A cura di: Roberta D'Amore

La regione Friuli Venezia Giulia si trova nell’Italia nord-orientale, è una regione autonoma a statuto speciale, formata dal Friuli, che affonda le proprie radici nel patriarcato di Aquileia e che ha diviso in età passata i propri destini con la Serenissima Repubblica, e dalla Venezia Giulia, rimasta in territorio italiano dopo la seconda guerra mondiale. Se i confini con l’Austria a nord, le Alpi Giulie e il mare Adriatico a sud sono facili da vedere, i due confini con il Veneto e con la Slovenia sono il risultato di scelte politiche.
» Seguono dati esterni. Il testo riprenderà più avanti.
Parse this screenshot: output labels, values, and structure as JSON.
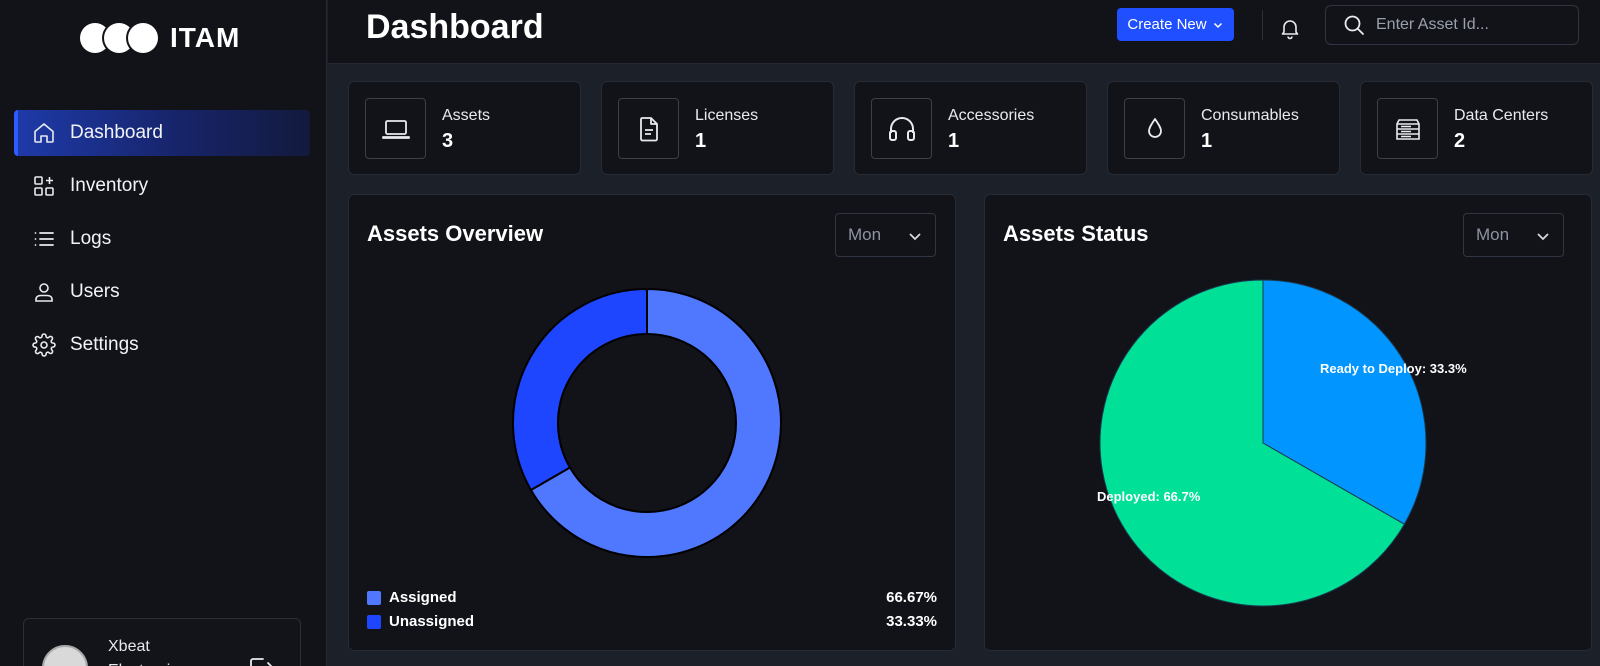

Il confine con il Veneto venne fissato sotto il regime di Napoleone, quando la parte occidentale del Friuli fu scorporata per dare vita alla provincia di Venezia.

L’annessione del Tarvisiano all’Italia ed al Friuli vi fu dopo la Grande Guerra, insieme con parte della Venezia Giulia, che a quel tempo, arrivava fino a Fiume. Però la sconfitta degli italiani nella seconda guerra mondiale portò alla perdita delle aree giuliane dell’Isonzo, con il Carso Goriziano e Triestino.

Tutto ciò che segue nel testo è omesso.